In a campaign where the challengers were saying change was needed in a county commission beset by conflict, Monroe County voters decided to change just one position, voting out Chairman Harold Carlisle, a Republican, in favor of attorney and farmer James Vaughn, a Democrat.
All of the other incumbents in the seven contested races Tuesday were returned to office, including District 1 Commissioner Larry Evans and District 2 Commissioner James Ham, both Democrats first elected 21 years ago. Vaughn defeated Carlisle 6,407-5,205, Ham defeated Charles Hampton 1,790-929 and Evans defeated William Myers 1,585-835.

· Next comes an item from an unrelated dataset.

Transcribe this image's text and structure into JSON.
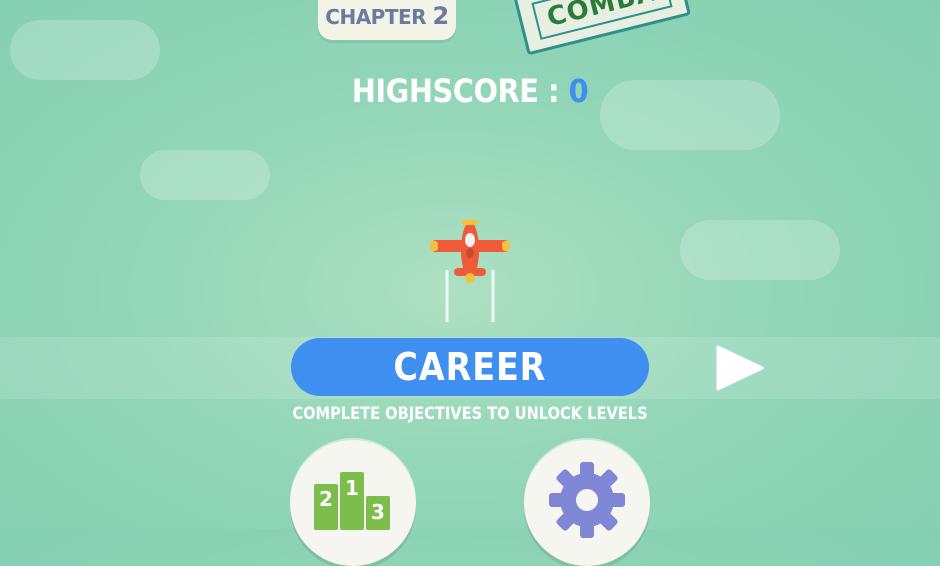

The final results were not available until after 1:30 a.m. due to a delay in counting the nearly 900 paper absentee ballots. Election officials did not begin opening the mailed ballots until about an hour after the polls closed, and the first weren't run through the two vote-reading machines until after 9:30 p.m. About 50 ballots would not feed through the machines, so Probate Judge Karen Pitman and poll workers and Democratic and Republican observers hand read the faulty ballots and filled out new ballots with those votes to be fed through the machines.\
That made for a long night for new Tax Commissioner Lori Andrews, who had to wait until nearly 1:30 a.m. to be certain she had defeated Republican Barbara Baswell 6,189-5,480 in a race that swung back and forth as results were released. Andrews will replace long-time Tax Commissioner Patsy Miller, who is retiring at the end of the year. In the other county-wide race, Republican Chief Magistrate Jeff Davis topped Mark Goolsby 6,933-4,708 to return to office for a second term.
In two Board of Education races, incumbent Tammy Fletcher won 1,056-833 over Clete Sanders to retain the District 6 seat, and retired educator Judy Pettigrew (1,088 votes) won a three-way race with Robert Lee Watson (262) and Sonya Williams (134) to replace Ricky Niblett in District 4. Niblett is stepping down because he is moving out of the district.
Carlisle, who had served two terms as a district commissioner before being elected four years ago to the chairman's seat, said he was relieved the campaign was finished and that he will be leaving office at the end of the year. "I think I'm relieved. I'm tired of fighting the good old boy system," Carlisle said. "I'm not really surprised at the outcome. I knew some of (Presidential candidate Barack Obama's Democratic) coattail would get me. Maybe people were ready for a change. I gave it my best shot."
Vaughn, who has been an assistant county attorney in the past, said he was looking forward to working with Ham and Evans and the two commissioners who didn't face re-election this year -- Republicans Jim Peters and Mike Bilderback.
"I feel real good about (winning) and I'm excited to get to work," Vaughn said. "I think we'll be fine as a board. I've worked with both (Ham and Evans) in the past and think we can work together. We'll just try to set a new tone and move forward."
Ham and Evans said they believe the change in chairmen will greatly improve the commissioners' ability to work together.
"I'm glad to see that change," Evans said of Carlisle's defeat. "We had too many wishy washy deals with him, being one way one day and another the next. We had an unworkable relationship. I think this change will be good for the county."
Ham said he was not surprised with the outcome.
"Folks had had enough," he said. "It is a new day in Monroe County. I hope at the end of the next four years I can say it is the best board I've worked with; I've just finished the worst four years I've had on the board."